Sunday, February 24, 2008

From My Email With Love

Farewell to Arms
FEBRUARY 24 - MARCH 1, 2008

I was at a coffeehouse the other day and overheard a conversation between a father and his son. The son, who appeared to be home from college, asked his dad, "Do you think there will be peace in the Middle East?" The father put down his paper and said, "You can't get along with your mother, how do you expect the Palestinians and the Israelis to get along?"

After a good laugh, I got to thinking how wise and profound that simple statement was. It's easy to get behind a cause or a political figure or a movement but perhaps causes and political figures and movements would be more effective if we got behind the most important cause of all - creating peace between me and everybody in my life.

The Kabbalists' solution to peace in the world is to address the root cause of fragmentation and separation in the world:

Our own intolerant behavior towards one another.

Picture this: you wake up in a bad mood. Rather than be the loving husband, mother, or father you normally are, you are a little grumpy. When someone asks you to pass the butter, you chuck it. Dairy products, when mishandled, can easily ruin someone's day.

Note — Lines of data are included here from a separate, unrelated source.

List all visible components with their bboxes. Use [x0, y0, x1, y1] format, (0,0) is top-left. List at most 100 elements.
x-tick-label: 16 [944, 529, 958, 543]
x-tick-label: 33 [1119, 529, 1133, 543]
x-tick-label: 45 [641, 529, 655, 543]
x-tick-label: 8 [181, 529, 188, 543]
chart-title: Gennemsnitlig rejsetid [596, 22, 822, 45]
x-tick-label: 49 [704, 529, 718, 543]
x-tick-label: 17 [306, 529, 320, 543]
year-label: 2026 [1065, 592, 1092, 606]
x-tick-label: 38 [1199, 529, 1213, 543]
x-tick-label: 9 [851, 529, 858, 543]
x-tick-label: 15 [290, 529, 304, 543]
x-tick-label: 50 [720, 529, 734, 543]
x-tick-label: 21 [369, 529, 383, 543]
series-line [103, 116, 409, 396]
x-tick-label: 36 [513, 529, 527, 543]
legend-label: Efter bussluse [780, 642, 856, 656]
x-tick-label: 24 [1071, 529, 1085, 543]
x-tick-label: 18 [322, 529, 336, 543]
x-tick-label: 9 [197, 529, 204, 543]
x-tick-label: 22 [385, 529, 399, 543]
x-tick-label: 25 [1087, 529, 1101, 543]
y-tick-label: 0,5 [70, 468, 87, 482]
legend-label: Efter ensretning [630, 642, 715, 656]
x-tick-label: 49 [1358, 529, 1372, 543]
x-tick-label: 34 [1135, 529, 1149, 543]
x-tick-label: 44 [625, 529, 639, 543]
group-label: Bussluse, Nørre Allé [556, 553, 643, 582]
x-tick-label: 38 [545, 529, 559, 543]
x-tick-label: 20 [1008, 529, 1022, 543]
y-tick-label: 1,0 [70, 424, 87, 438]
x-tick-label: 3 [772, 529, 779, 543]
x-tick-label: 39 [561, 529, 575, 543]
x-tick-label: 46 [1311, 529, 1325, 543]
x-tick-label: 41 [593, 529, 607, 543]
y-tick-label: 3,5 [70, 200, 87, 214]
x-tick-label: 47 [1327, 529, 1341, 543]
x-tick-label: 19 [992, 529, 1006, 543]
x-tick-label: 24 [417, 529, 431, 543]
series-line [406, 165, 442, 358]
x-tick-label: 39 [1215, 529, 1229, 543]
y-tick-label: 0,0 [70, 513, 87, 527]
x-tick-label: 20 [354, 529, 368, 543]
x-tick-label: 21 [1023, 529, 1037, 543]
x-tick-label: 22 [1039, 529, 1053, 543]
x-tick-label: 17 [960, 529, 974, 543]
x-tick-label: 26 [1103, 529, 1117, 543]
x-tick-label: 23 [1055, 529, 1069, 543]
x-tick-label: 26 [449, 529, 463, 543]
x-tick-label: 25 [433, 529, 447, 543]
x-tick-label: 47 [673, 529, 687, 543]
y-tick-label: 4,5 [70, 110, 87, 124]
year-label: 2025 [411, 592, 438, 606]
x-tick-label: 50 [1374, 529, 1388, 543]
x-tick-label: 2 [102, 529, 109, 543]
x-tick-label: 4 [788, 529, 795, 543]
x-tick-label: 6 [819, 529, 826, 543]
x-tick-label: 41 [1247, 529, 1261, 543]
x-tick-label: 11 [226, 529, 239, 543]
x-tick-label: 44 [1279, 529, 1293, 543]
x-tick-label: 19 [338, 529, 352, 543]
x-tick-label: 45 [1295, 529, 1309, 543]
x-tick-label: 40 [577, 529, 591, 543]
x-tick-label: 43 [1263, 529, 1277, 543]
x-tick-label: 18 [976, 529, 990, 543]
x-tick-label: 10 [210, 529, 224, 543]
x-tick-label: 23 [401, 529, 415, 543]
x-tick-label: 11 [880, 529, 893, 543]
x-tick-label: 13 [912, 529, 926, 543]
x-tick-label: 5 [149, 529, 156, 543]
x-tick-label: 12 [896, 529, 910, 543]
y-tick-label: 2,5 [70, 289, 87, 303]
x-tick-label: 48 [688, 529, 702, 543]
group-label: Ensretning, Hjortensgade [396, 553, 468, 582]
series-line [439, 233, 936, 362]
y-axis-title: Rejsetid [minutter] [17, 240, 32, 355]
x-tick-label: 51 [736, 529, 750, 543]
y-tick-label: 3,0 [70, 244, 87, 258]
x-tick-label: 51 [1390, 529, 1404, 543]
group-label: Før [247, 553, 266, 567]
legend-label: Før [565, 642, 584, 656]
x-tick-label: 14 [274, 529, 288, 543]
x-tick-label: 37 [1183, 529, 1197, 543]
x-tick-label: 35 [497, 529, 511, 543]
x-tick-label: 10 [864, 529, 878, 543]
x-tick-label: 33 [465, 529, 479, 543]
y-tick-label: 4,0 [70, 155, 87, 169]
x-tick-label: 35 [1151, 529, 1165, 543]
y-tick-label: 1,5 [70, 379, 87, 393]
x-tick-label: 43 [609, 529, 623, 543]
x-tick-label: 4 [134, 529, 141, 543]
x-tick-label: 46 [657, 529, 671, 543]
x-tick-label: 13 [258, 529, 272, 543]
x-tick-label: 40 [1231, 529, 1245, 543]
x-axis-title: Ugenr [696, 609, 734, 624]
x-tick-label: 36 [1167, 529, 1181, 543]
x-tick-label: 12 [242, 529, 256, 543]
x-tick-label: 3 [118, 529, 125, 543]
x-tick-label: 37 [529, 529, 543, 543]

When you finally get out of house and on the expressway, you are a little aggressive. Cutting someone off on the road can easily ruin someone's day. You get to the office, you're in a meeting, and a junior colleague is pushing a proposal that goes against your own. You shut him down with a roll of your eyes and a cutting remark. Lowering someone else's self esteem can easily ruin someone's day.

I can go on but I think you get the point. It's basic math:

one angry person + one happy person = two angry people.

If you are going to be intolerant or judgmental or cynical or sarcastic (pent up anger that is misdirected) you can't ask "Why me?" when others treat you with the same bag of tricks, or when the world at large is spinning off its axis.

This week, I think it behooves each and every one of us to examine our own behavior, and to decide to put a ban on the weapons we use in our daily lives. These weapons being our negative words and misbehaviors.

Once we can all look at our daily lives and see we are making leaps and bounds in the way of accepting others' beliefs, opinions and behaviors, only then can we expect to see tribes and nations treating one another with tolerance and human dignity.

All the best,

Yehuda

72 Name of the Week


Farewell to Arms – Mem Bet Hei

Just as the light of a bulb banishes darkness from a room, conflict on every scale — between people arguing about a parking space, or between nations arguing about an oil field — is brought to a peaceful end through the Light of this Name.


Me: It's not about being perfect, it's about being better - and this helps me learn to be better.